FSB consults on AI sound practices for financial firms
The Financial Stability Board (FSB) has launched a consultation on sound practices for the responsible adoption of artificial intelligence in financial institutions. The report aims to gather feedback to finalize a US G20 deliverable later this year.
Navigating AI's rapid evolution
The Financial Stability Board (FSB) initiated work on sound practices for the responsible adoption and use of Artificial Intelligence (AI) late last year, driven by AI's rapid evolution and expanded use in financial institutions.
The consultation report aims to engage the public on AI's potential benefits, risks, and challenges, while also showcasing how financial firms, including banks, are already managing these risks successfully.
The Federal Reserve has monitored bank AI usage for nearly a decade, observing a noticeable increase across institutions of all sizes and a variety of use cases.
This extensive US experience has significantly informed the FSB's report, focusing on supporting responsible innovation through leveraging AI tools in operations for the benefit of institutions and their customers.
Proportionality in AI governance
A core aspect of managing AI risks involves understanding specific use cases and their materiality to business operations or legal obligations.

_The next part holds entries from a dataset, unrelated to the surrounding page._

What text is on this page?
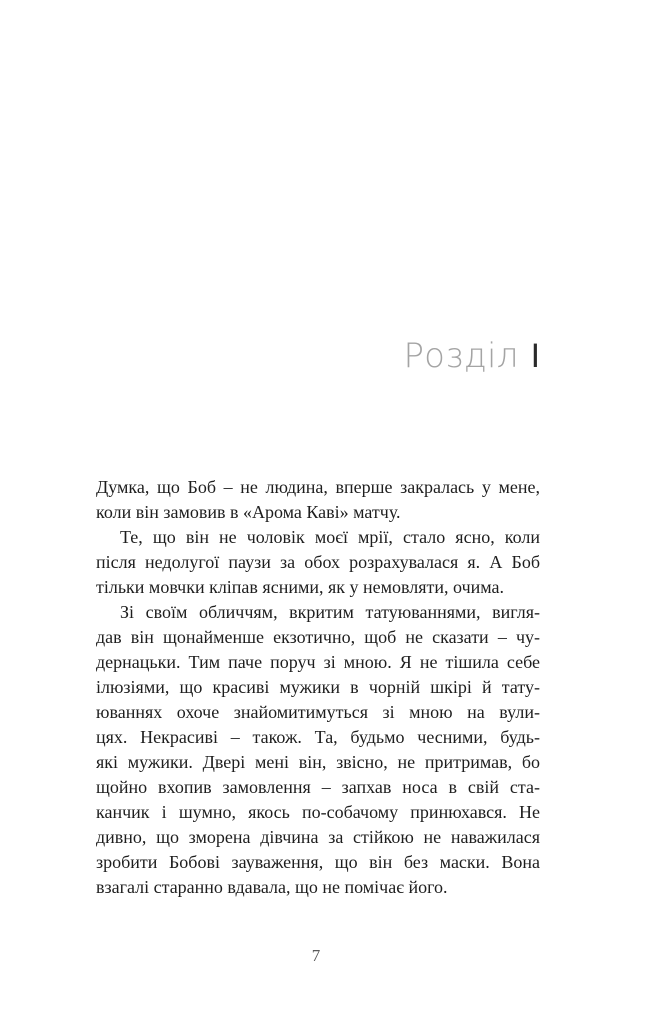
Розділ I
Думка, що Боб – не людина, вперше закралась у мене,
коли він замовив в «Арома Каві» матчу.
Те, що він не чоловік моєї мрії, стало ясно, коли
після недолугої паузи за обох розрахувалася я. А Боб
тільки мовчки кліпав ясними, як у немовляти, очима.
Зі своїм обличчям, вкритим татуюваннями, вигля-
дав він щонайменше екзотично, щоб не сказати – чу-
дернацьки. Тим паче поруч зі мною. Я не тішила себе
ілюзіями, що красиві мужики в чорній шкірі й тату-
юваннях охоче знайомитимуться зі мною на вули-
цях. Некрасиві – також. Та, будьмо чесними, будь-
які мужики. Двері мені він, звісно, не притримав, бо
щойно вхопив замовлення – запхав носа в свій ста-
канчик і шумно, якось по-собачому принюхався. Не
дивно, що зморена дівчина за стійкою не наважилася
зробити Бобові зауваження, що він без маски. Вона
взагалі старанно вдавала, що не помічає його.
7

The FSB report provides various examples and case studies to illustrate appropriate governance and controls, clarifying that these are not exhaustive.
It emphasizes that lower-risk AI uses should receive a lighter supervisory and regulatory touch.
The report also focuses significantly on proportionality, recognizing that complex applications for larger institutions differ from simpler uses by smaller firms.
This guidance aims to promote innovation across financial institutions of all sizes, not just the largest ones, by ensuring appropriate balance in AI adoption and use.
A foundational, yet flexible, framework
This report represents a crucial initial step in establishing sound practices for AI in finance, effectively balancing innovation with necessary safeguards.
Its emphasis on proportionality and materiality provides a pragmatic framework, adaptable to the diverse landscape of financial institutions.
However, the true challenge lies in its future relevance, demanding continuous updates and flexible interpretation to keep pace with AI's relentless evolution.